Es wird entscheidend darauf ankommen, welche sachliche Relevanz die Fragen für den Prozeß hatten. Dazu müßte der TE noch mal was sagen.
Zitat:Und, ob wegen dieser Aussage im Fall des Unterliegens im Prozess der Kläger Schadensersatz von Dir haben will, keine Ahnung.
Was er nur könnte, wenn die falschen Aussagen entscheidungsrelevant waren.
Zitat:Natürlich hast Du eine Falschaussage gemacht, das ist strafbar.
Wenn ich mich nicht falsch erinnere, sind falsche Antworten auf nicht sachrelevante Fragen aber keine Falschaussagen im strafrechtlichen Sinne.
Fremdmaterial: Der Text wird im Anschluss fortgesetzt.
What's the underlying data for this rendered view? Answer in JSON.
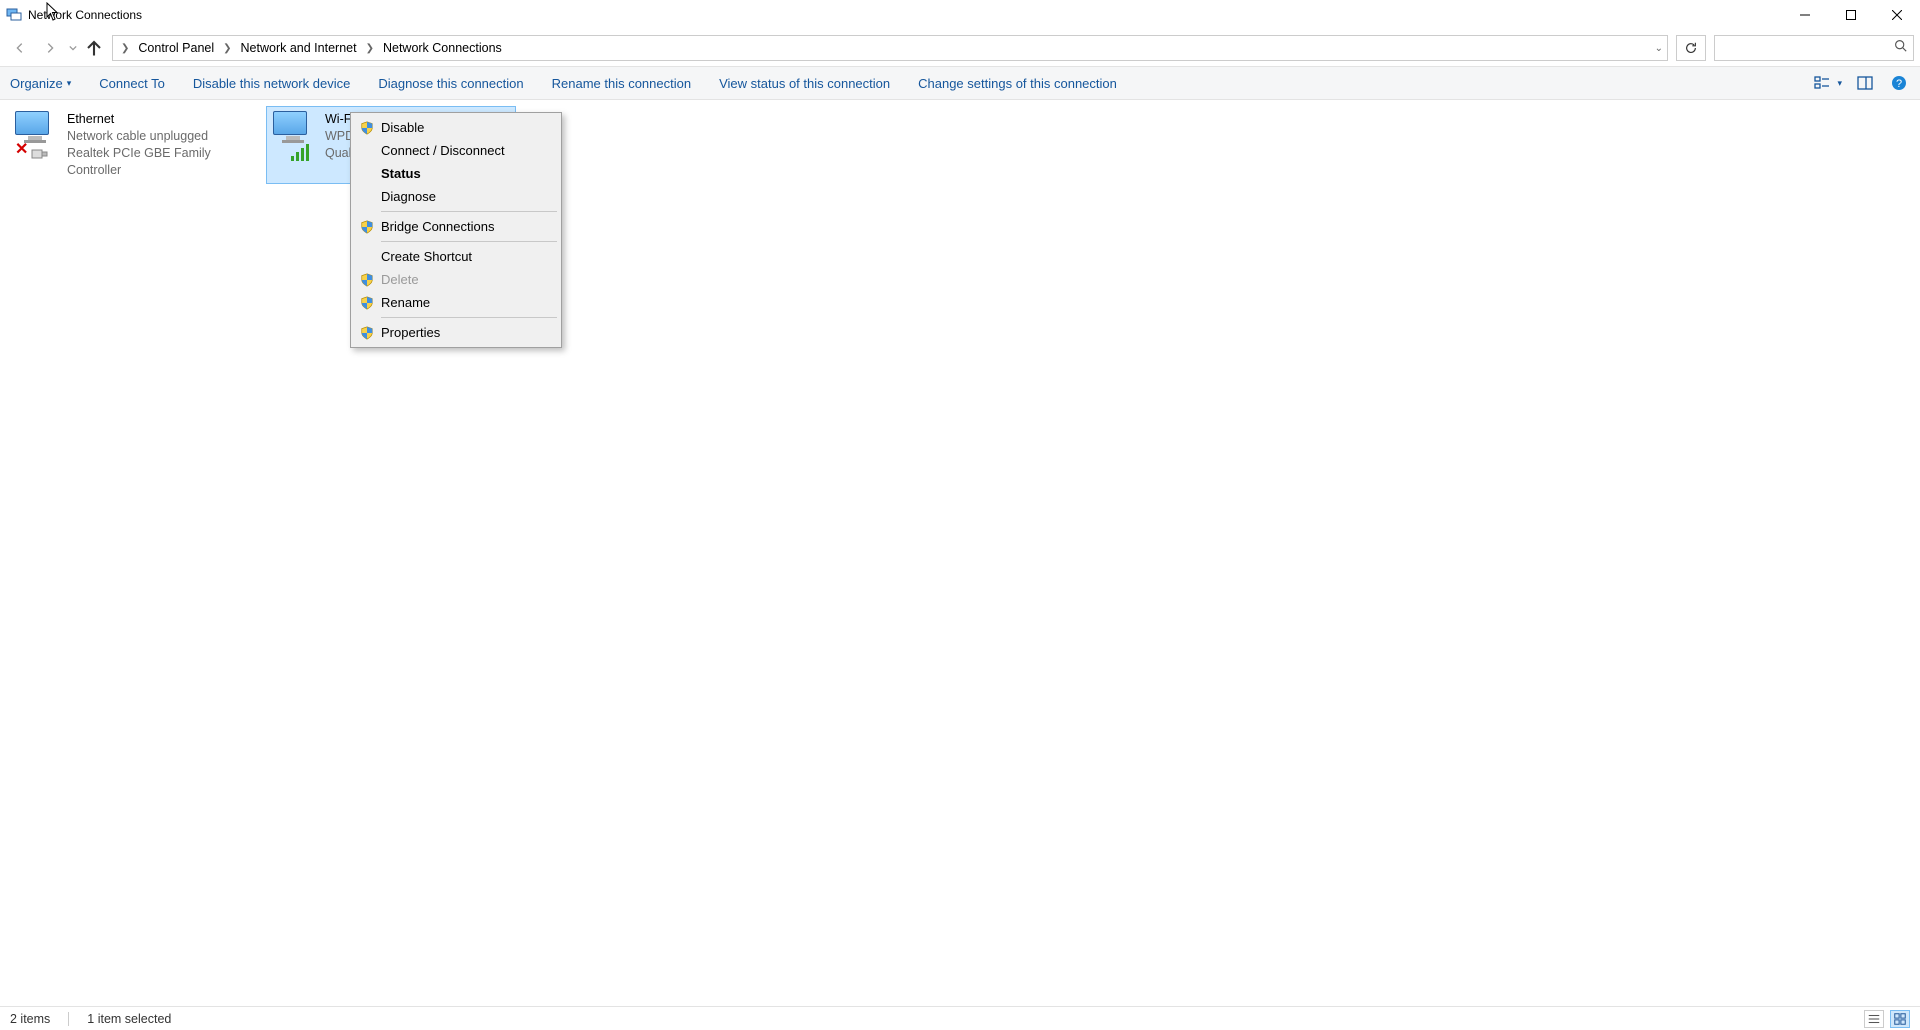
{
  "window": {
    "title": "Network Connections"
  },
  "breadcrumb": {
    "items": [
      "Control Panel",
      "Network and Internet",
      "Network Connections"
    ]
  },
  "toolbar": {
    "organize": "Organize",
    "connect_to": "Connect To",
    "disable": "Disable this network device",
    "diagnose": "Diagnose this connection",
    "rename": "Rename this connection",
    "view_status": "View status of this connection",
    "change_settings": "Change settings of this connection"
  },
  "adapters": [
    {
      "name": "Ethernet",
      "status": "Network cable unplugged",
      "device": "Realtek PCIe GBE Family Controller",
      "selected": false,
      "type": "wired",
      "error": true
    },
    {
      "name": "Wi-Fi",
      "status": "WPD…",
      "device": "Qualc…",
      "selected": true,
      "type": "wifi",
      "error": false
    }
  ],
  "context_menu": {
    "items": [
      {
        "label": "Disable",
        "shield": true
      },
      {
        "label": "Connect / Disconnect"
      },
      {
        "label": "Status",
        "bold": true
      },
      {
        "label": "Diagnose"
      },
      {
        "sep": true
      },
      {
        "label": "Bridge Connections",
        "shield": true
      },
      {
        "sep": true
      },
      {
        "label": "Create Shortcut"
      },
      {
        "label": "Delete",
        "shield": true,
        "disabled": true
      },
      {
        "label": "Rename",
        "shield": true
      },
      {
        "sep": true
      },
      {
        "label": "Properties",
        "shield": true
      }
    ]
  },
  "statusbar": {
    "items_count": "2 items",
    "selection": "1 item selected"
  },
  "search": {
    "placeholder": ""
  }
}
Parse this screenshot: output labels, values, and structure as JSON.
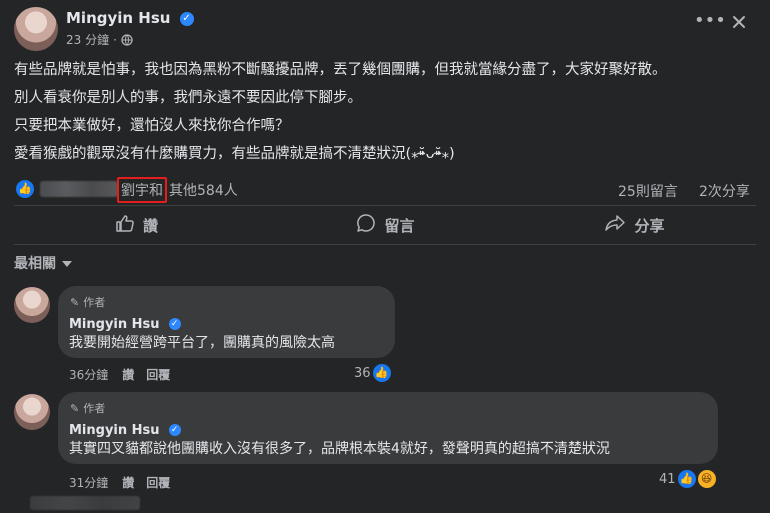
{
  "post": {
    "author": "Mingyin Hsu",
    "time": "23 分鐘",
    "dot": "·",
    "privacy_icon": "globe-icon",
    "more_icon": "more-horizontal-icon",
    "close_icon": "close-icon",
    "lines": [
      "有些品牌就是怕事，我也因為黑粉不斷騷擾品牌，丟了幾個團購，但我就當緣分盡了，大家好聚好散。",
      "別人看衰你是別人的事，我們永遠不要因此停下腳步。",
      "只要把本業做好，還怕沒人來找你合作嗎？",
      "愛看猴戲的觀眾沒有什麼購買力，有些品牌就是搞不清楚狀況(⁎⁍̴̆ᴗ⁍̴̆⁎)"
    ]
  },
  "reactions": {
    "highlighted_name": "劉宇和",
    "others": "其他584人",
    "comments": "25則留言",
    "shares": "2次分享"
  },
  "actions": {
    "like": "讚",
    "comment": "留言",
    "share": "分享"
  },
  "sort": {
    "label": "最相關"
  },
  "comments": [
    {
      "author_tag": "作者",
      "author": "Mingyin Hsu",
      "text": "我要開始經營跨平台了，團購真的風險太高",
      "time": "36分鐘",
      "like": "讚",
      "reply": "回覆",
      "reaction_count": "36"
    },
    {
      "author_tag": "作者",
      "author": "Mingyin Hsu",
      "text": "其實四叉貓都說他團購收入沒有很多了，品牌根本裝4就好，發聲明真的超搞不清楚狀況",
      "time": "31分鐘",
      "like": "讚",
      "reply": "回覆",
      "reaction_count": "41"
    }
  ],
  "colors": {
    "background": "#242526",
    "bubble": "#3a3b3c",
    "accent": "#1877f2",
    "highlight_border": "#e41e1e"
  }
}
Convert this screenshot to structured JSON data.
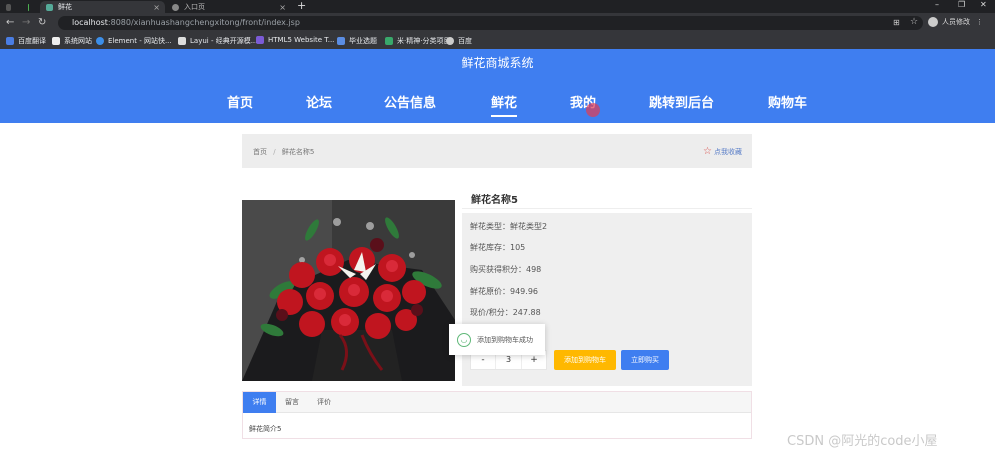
{
  "browser": {
    "tabs": [
      {
        "title": "鲜花",
        "active": true
      },
      {
        "title": "入口页",
        "active": false
      }
    ],
    "url_host": "localhost",
    "url_rest": ":8080/xianhuashangchengxitong/front/index.jsp",
    "profile_label": "人员修改",
    "bookmarks": [
      "百度翻译",
      "系统网站",
      "Element - 网站快...",
      "Layui - 经典开源模...",
      "HTML5 Website T...",
      "毕业选题",
      "米·精神·分类项目",
      "百度"
    ]
  },
  "site": {
    "title": "鲜花商城系统",
    "menu": [
      {
        "label": "首页",
        "active": false
      },
      {
        "label": "论坛",
        "active": false
      },
      {
        "label": "公告信息",
        "active": false
      },
      {
        "label": "鲜花",
        "active": true
      },
      {
        "label": "我的",
        "active": false
      },
      {
        "label": "跳转到后台",
        "active": false
      },
      {
        "label": "购物车",
        "active": false
      }
    ]
  },
  "breadcrumb": {
    "home": "首页",
    "separator": "/",
    "current": "鲜花名称5"
  },
  "favorite_label": "点我收藏",
  "product": {
    "name": "鲜花名称5",
    "type_label": "鲜花类型：",
    "type_value": "鲜花类型2",
    "stock_label": "鲜花库存：",
    "stock_value": "105",
    "points_label": "购买获得积分：",
    "points_value": "498",
    "orig_price_label": "鲜花原价：",
    "orig_price_value": "949.96",
    "price_label": "现价/积分：",
    "price_value": "247.88"
  },
  "quantity": {
    "minus": "-",
    "value": "3",
    "plus": "+"
  },
  "buttons": {
    "add_cart": "添加到购物车",
    "buy_now": "立即购买"
  },
  "toast": {
    "message": "添加到购物车成功"
  },
  "detail_tabs": {
    "tabs": [
      "详情",
      "留言",
      "评价"
    ],
    "active_index": 0,
    "content": "鲜花简介5"
  },
  "watermark": "CSDN @阿光的code小屋",
  "colors": {
    "primary": "#3f7ef0",
    "warning": "#ffb800",
    "success": "#5fb878"
  }
}
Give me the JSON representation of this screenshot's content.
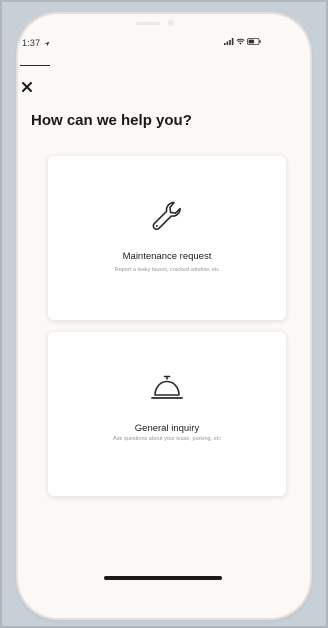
{
  "status_bar": {
    "time": "1:37",
    "icons": [
      "location-arrow-icon",
      "signal-icon",
      "wifi-icon",
      "battery-icon"
    ]
  },
  "header": {
    "close_icon": "close-icon",
    "title": "How can we help you?"
  },
  "options": [
    {
      "icon": "wrench-icon",
      "title": "Maintenance request",
      "subtitle": "Report a leaky faucet, cracked window, etc"
    },
    {
      "icon": "service-bell-icon",
      "title": "General inquiry",
      "subtitle": "Ask questions about your lease, parking, etc"
    }
  ],
  "colors": {
    "background": "#c6d0d6",
    "phone_body": "#fbf8f6",
    "card": "#ffffff",
    "text_primary": "#1a1a1a",
    "text_secondary": "#9a9a9a"
  }
}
Wenn der Zeuge also gefragt wird, was seine Lieblingsfarbe ist oder was er zum Frühstück gegessen hat oder ob er den Gegenanwalt für einen Deppen hält, darf er lügen, sofern das keine Sachrelevanz hat.


Hallo! Schönen Dank erst mal für die Beantwortung.
Also der Kläger dessen Zeuge ich war wird auf Grund meiner Aussage wohl vom Eis sein.
Der gegnerische Anwalt will meine Glaubwürdigkeit untergraben mit seinen Fragen die ich ihm nicht wahrheitsgemäß beantwortet habe. Das kommt sowieso raus. Der wird auch natürlich eine Anzeige gegen mich starten vermute ich, Betrugsanzeige vermute ich oder uneidliche Falschaussage!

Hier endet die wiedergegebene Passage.